The history of the civil rights and Populist movements also underscores the connection between the struggle for racial equality and the struggle for democratic socialism: a dialectical relationship exists between particular demands and universal demands. For tactical and moral reasons, in a country with a multicultural, multiracial working class, one must construct a coalition that unifies different groups to have the possibility of overthrowing a potent, united corporate elite.

An internationalist analysis is essential: the role that the US has played on the international stage is inseparable from our domestic situation. In other words, America’s racism against its own citizens and its racism against people of color in countries around the world are inextricably linked. Exactly for that reason, before he died, King began to fiercely critique the war in Vietnam, denouncing militarism, materialism, and imperialism as deadly triplets linked with racism, and warning that the United States was risking “spiritual death.” The inevitable consequence of a system that devalues the lives of a large part of its own people is that its disdain for humanity will infect every cell of the body politic, internally and externally.

We’ve seen this truth manifest disturbingly in Portland and other parts of the US, where federal troops have sought to repress protests using violent, illegal tactics. To safeguard white supremacy, Trump and his flunkies have seemed willing to impose all-out authoritarianism on American soil, a marked difference from the history of American imperialism, which ordinarily preserves some degree of separation between conditions in the imperial metropole and conditions in the periphery. If we cross that Rubicon, it won’t be a coincidence that the lurch into outright authoritarianism will have a great deal to do with racism. Nor was it a coincidence that federal troops used the arms and authority that the War on Terrorism, a war which has been a catastrophe for people of color in the global South, has given them.

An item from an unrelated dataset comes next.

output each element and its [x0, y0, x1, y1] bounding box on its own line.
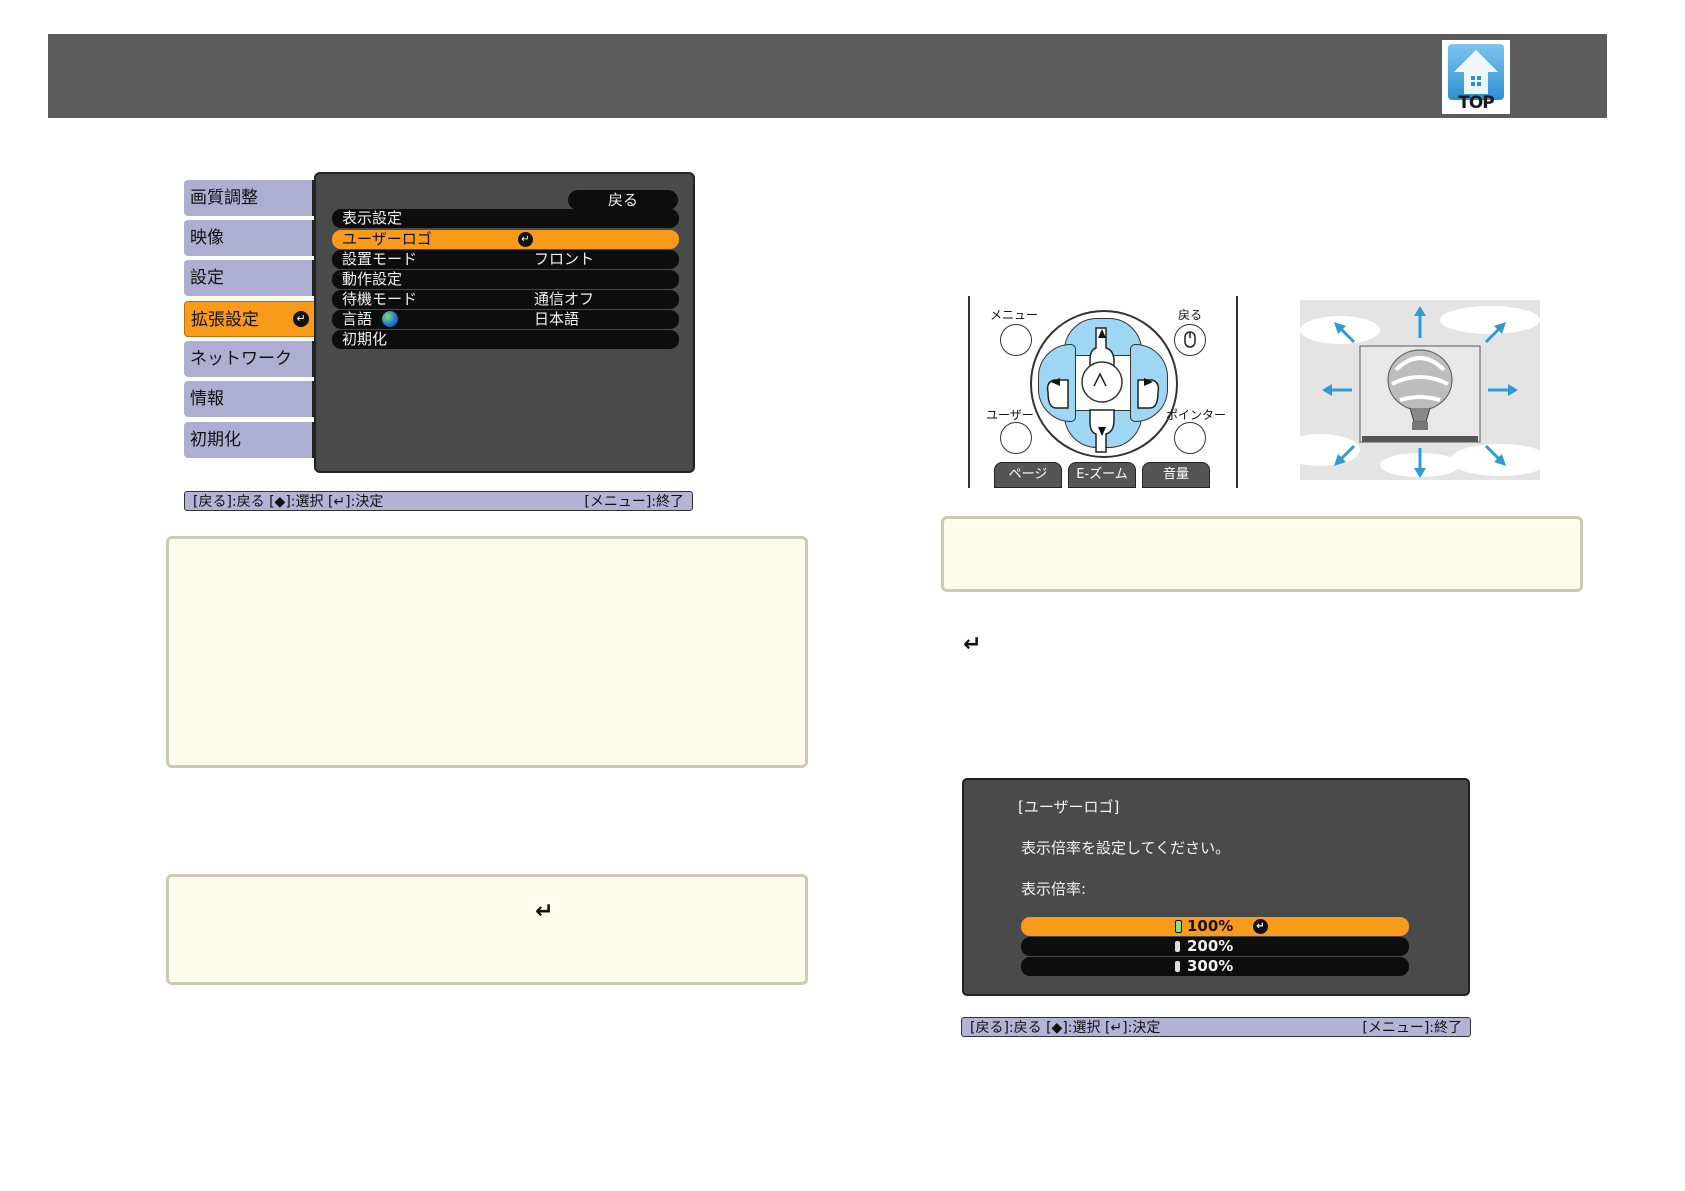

But there are also some promising signs. The protests we’ve been witnessing have lasted a considerable amount of time, and a broad coalition appears to be forming to support the protesters. Although the vast majority of the protesters’ policy agenda hasn’t been realized yet, popular awareness of the urgent need for racial justice has risen rapidly. The deplorable economic situation in which we find ourselves also offers us an opportunity to mobilize the people to fight for economic justice. Also promising is the energy we felt on the streets this summer. Although it’s tempting to surrender in the face of all the formidable obstacles we face, the protesters appear committed, come what may.

American history is tragic. This chapter isn’t an exception: the extrajudicial execution of George Floyd by the police was particularly horrific. Even so, Floyd’s murder was yet another in an appallingly long list of similar murders. The implication of the term “tragedy” is that we can neither avoid nor change our fate. Fortunately, the protesters have demonstrated, in spite of everything, that they still believe our destiny can be changed.